Unter Einsatz der im Vorstehenden hergestellten Adsorbentien
wurden die Adsorptionstests folgendermaßen
durchgeführt: Drei Volumina eines mit einem Anticoagulans
(Natriumcitrat) versetzten Plasmas eines an rheumatoider
Arthritis leidenden Patienten wurden mit einem
Volumen des im Vorstehenden hergestellten Adsorbens
vermischt und 3 h bei 37°C inkubiert. Dann wurde der
Überstand der Plasma-Mischung der Bestimmung des rheumatoiden
Faktors, der Immun-Komplexe, des Fibrinogens
und des Immunoglobulins G unterzogen.
Die Konzentration des rheumatoiden Faktors wurde mit
Hilfe des Latex-Fixierungs-Tests und des Tests der Agglutination
passiv sensibilisierter Hämatocyten bestimmt.
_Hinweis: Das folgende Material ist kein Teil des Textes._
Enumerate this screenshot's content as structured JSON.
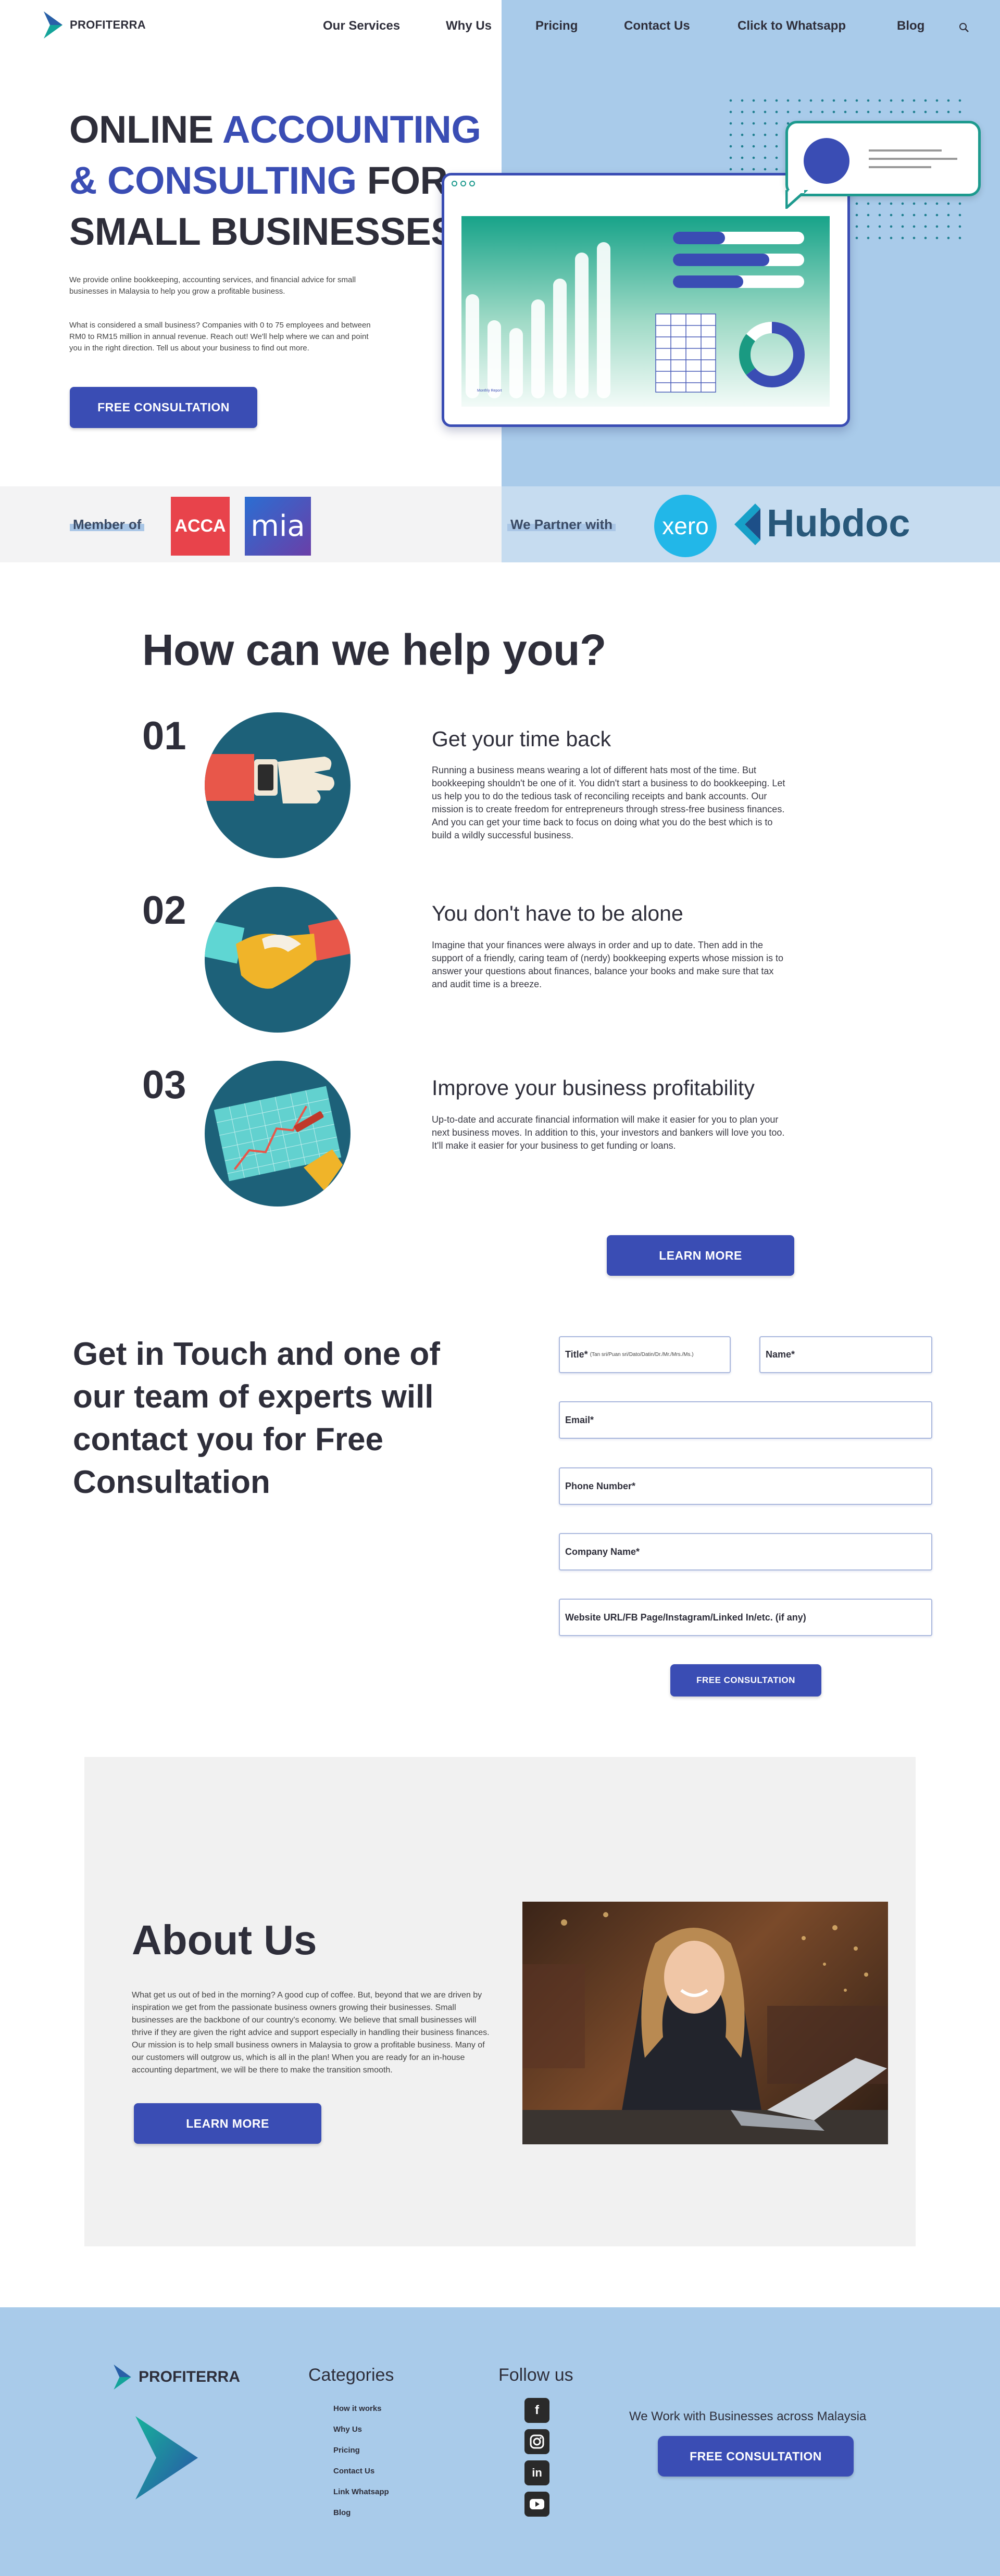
{
  "brand": {
    "name": "PROFITERRA"
  },
  "nav": {
    "items": [
      "Our Services",
      "Why Us",
      "Pricing",
      "Contact Us",
      "Click to Whatsapp",
      "Blog"
    ],
    "search_icon": "search-icon"
  },
  "hero": {
    "title_line1_a": "ONLINE ",
    "title_line1_b": "ACCOUNTING",
    "title_line2_a": "& CONSULTING",
    "title_line2_b": " FOR",
    "title_line3": "SMALL BUSINESSES",
    "para1": "We provide online bookkeeping, accounting services, and financial advice for small businesses in Malaysia to help you grow a profitable business.",
    "para2": "What is considered a small business? Companies with 0 to 75 employees and between RM0 to RM15 million in annual revenue. Reach out! We'll help where we can and point you in the right direction. Tell us about your business to find out more.",
    "cta": "FREE CONSULTATION",
    "mini_chart_label": "Monthly Report"
  },
  "strip": {
    "member_label": "Member of",
    "acca": "ACCA",
    "mia": "mia",
    "partner_label": "We Partner with",
    "xero": "xero",
    "hubdoc": "Hubdoc"
  },
  "help": {
    "title": "How can we help you?",
    "items": [
      {
        "num": "01",
        "heading": "Get your time back",
        "text": "Running a business means wearing a lot of different hats most of the time. But bookkeeping shouldn't be one of it. You didn't start a business to do bookkeeping. Let us help you to do the tedious task of reconciling receipts and bank accounts. Our mission is to create freedom for entrepreneurs through stress-free business finances. And you can get your time back to focus on doing what you do the best which is to build a wildly successful business."
      },
      {
        "num": "02",
        "heading": "You don't have to be alone",
        "text": "Imagine that your finances were always in order and up to date. Then add in the support of a friendly, caring team of (nerdy) bookkeeping experts whose mission is to answer your questions about finances, balance your books and make sure that tax and audit time is a breeze."
      },
      {
        "num": "03",
        "heading": "Improve your business profitability",
        "text": "Up-to-date and accurate financial information will make it easier for you to plan your next business moves. In addition to this, your investors and bankers will love you too. It'll make it easier for your business to get funding or loans."
      }
    ],
    "cta": "LEARN MORE"
  },
  "contact": {
    "heading": "Get in Touch and one of our team of experts will contact you for Free Consultation",
    "fields": {
      "title": "Title*",
      "title_hint": "(Tan sri/Puan sri/Dato/Datin/Dr./Mr./Mrs./Ms.)",
      "name": "Name*",
      "email": "Email*",
      "phone": "Phone Number*",
      "company": "Company Name*",
      "website": "Website URL/FB Page/Instagram/Linked In/etc. (if any)"
    },
    "submit": "FREE CONSULTATION"
  },
  "about": {
    "title": "About Us",
    "text": "What get us out of bed in the morning? A good cup of coffee. But, beyond that we are driven by inspiration we get from the passionate business owners growing their businesses. Small businesses are the backbone of our country's economy. We believe that small businesses will thrive if they are given the right advice and support especially in handling their business finances. Our mission is to help small business owners in Malaysia to grow a profitable business. Many of our customers will outgrow us, which is all in the plan! When you are ready for an in-house accounting department, we will be there to make the transition smooth.",
    "cta": "LEARN MORE"
  },
  "footer": {
    "brand": "PROFITERRA",
    "categories_title": "Categories",
    "categories": [
      "How it works",
      "Why Us",
      "Pricing",
      "Contact Us",
      "Link Whatsapp",
      "Blog"
    ],
    "follow_title": "Follow us",
    "social": [
      "facebook-icon",
      "instagram-icon",
      "linkedin-icon",
      "youtube-icon"
    ],
    "tagline": "We Work with Businesses across Malaysia",
    "cta": "FREE CONSULTATION"
  },
  "colors": {
    "primary": "#3a4db4",
    "panel": "#a9cbea",
    "teal": "#1d6179",
    "dark": "#2e2e3a"
  }
}
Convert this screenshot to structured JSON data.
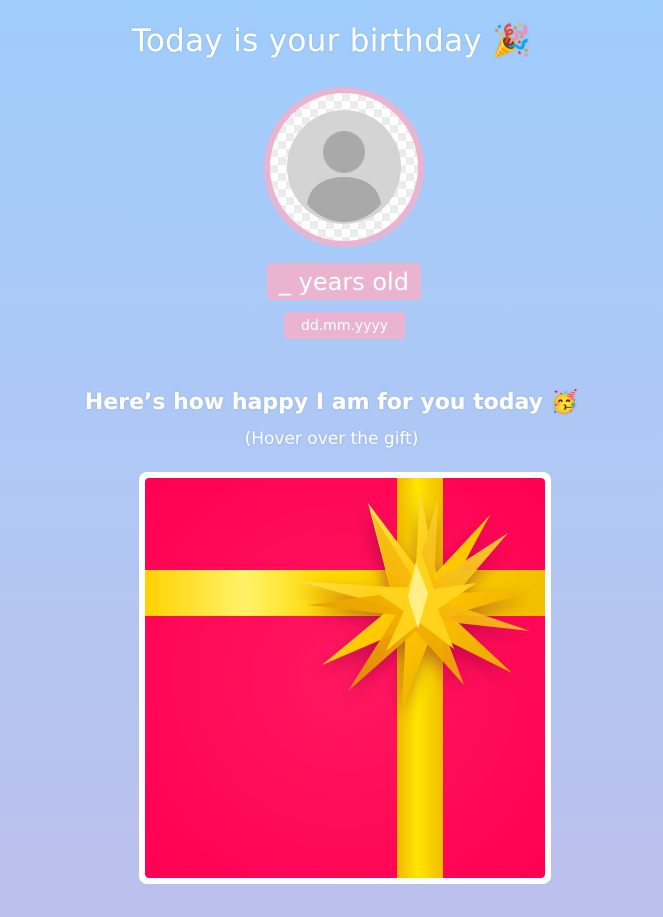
{
  "header": {
    "title": "Today is your birthday 🎉"
  },
  "profile": {
    "avatar_icon": "user-placeholder-icon",
    "age_label": "_ years old",
    "date_label": "dd.mm.yyyy"
  },
  "message": {
    "subtitle": "Here’s how happy I am for you today 🥳",
    "hint": "(Hover over the gift)"
  },
  "gift": {
    "icon": "gift-box-icon",
    "colors": {
      "box": "#ff0052",
      "ribbon": "#ffd400",
      "ring": "#eab3cf"
    }
  }
}
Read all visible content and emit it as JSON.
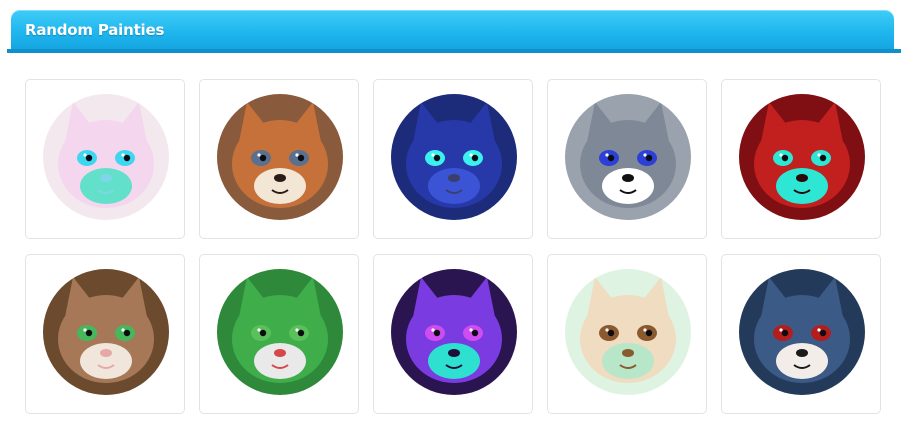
{
  "section": {
    "title": "Random Painties"
  },
  "painties": [
    {
      "id": "painty-1",
      "palette": {
        "bg": "#f2e8ee",
        "fur": "#f4d7ee",
        "accent": "#63e0c9",
        "eye": "#3fd6f0",
        "nose": "#7ed7e8"
      }
    },
    {
      "id": "painty-2",
      "palette": {
        "bg": "#8a5a3c",
        "fur": "#c7713a",
        "accent": "#f3e6d5",
        "eye": "#5b6f8e",
        "nose": "#2a1d18"
      }
    },
    {
      "id": "painty-3",
      "palette": {
        "bg": "#1c2b7a",
        "fur": "#2738a8",
        "accent": "#3b54d6",
        "eye": "#3df0f0",
        "nose": "#3a3f6e"
      }
    },
    {
      "id": "painty-4",
      "palette": {
        "bg": "#9aa2ad",
        "fur": "#7f8896",
        "accent": "#ffffff",
        "eye": "#2c3fd6",
        "nose": "#111111"
      }
    },
    {
      "id": "painty-5",
      "palette": {
        "bg": "#7f0f12",
        "fur": "#c21f1f",
        "accent": "#2de6d3",
        "eye": "#2de6d3",
        "nose": "#2a0a0a"
      }
    },
    {
      "id": "painty-6",
      "palette": {
        "bg": "#6b4a2e",
        "fur": "#a67858",
        "accent": "#f0e6dc",
        "eye": "#46b85c",
        "nose": "#e7a8a8"
      }
    },
    {
      "id": "painty-7",
      "palette": {
        "bg": "#2e8a3a",
        "fur": "#3fae4a",
        "accent": "#e9e9e9",
        "eye": "#5ac05a",
        "nose": "#d6464a"
      }
    },
    {
      "id": "painty-8",
      "palette": {
        "bg": "#2a1550",
        "fur": "#7a3be0",
        "accent": "#2de0d0",
        "eye": "#cf4df0",
        "nose": "#1c0f38"
      }
    },
    {
      "id": "painty-9",
      "palette": {
        "bg": "#dff3e3",
        "fur": "#f0dcc0",
        "accent": "#b8e6c9",
        "eye": "#8a5a2e",
        "nose": "#8a5a2e"
      }
    },
    {
      "id": "painty-10",
      "palette": {
        "bg": "#233a5a",
        "fur": "#3c5a86",
        "accent": "#f2ede8",
        "eye": "#b51d1d",
        "nose": "#1a1a1a"
      }
    }
  ]
}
Wenn Polystyrol-Latex-Teilchen, auf denen
Human-γ-Globulin adsorbiert ist, mit dem Plasma eines
Patienten zur Reaktion gebracht wird, das den rheumatoiden
Faktor enthält, wird eine Fixierung der Latex-Teilchen
verursacht. In dem Latex-Fixierungs-Test wird
diese Erscheinung zum Nachweis des rheumatoiden Faktors
herangezogen. Im einzelnen wurde hierzu eine Verdünnungsreihe
des oben erhaltenen Plasmas mit verschiedenen
Konzentrationen unter Verwendung einer Glycin enthaltenden
Saline-Pufferlösung hergestellt, und der
rheumatoide Faktor wurde aufgrund des Plasma-Verdünnungsverhältnisses
bestimmt, bei dem Fixierung der
Latex-Teilchen nicht mehr bewirkt wurde. Mit anderen
Worten: Bestimmt wurde das Verdünnungsverhältnis, bei
dem der rheumatoide Faktor negativ wurde. In den Fällen
des einen hohen Wertes des rheumatoiden Faktors aufweisenden
Plasmas nahm das Verdünnungsverhältnis, bei dem
die Fixierung negativ wurde, zu, während in den Fällen
des einen niedrigen Wertes des rheumatoiden Faktors aufweisenden
Plasmas das Verdünnungsverhältnis, bei dem
die Fixierung negativ wurde, erniedrigt wurde. Der
Latex-Fixierungs-Test wurde mittels eines Gerätesatzes
durchgeführt.
In dem Test der Agglutination passiv sensibilisierter
Hämatocyten wurden Schaf-Erythrocyten, an denen Kaninchen-
γ-Globulin adsorbiert worden war, eingesetzt; die
anderen Arbeitsgänge waren die gleichen wie beim Latex-Fixierungs-Test.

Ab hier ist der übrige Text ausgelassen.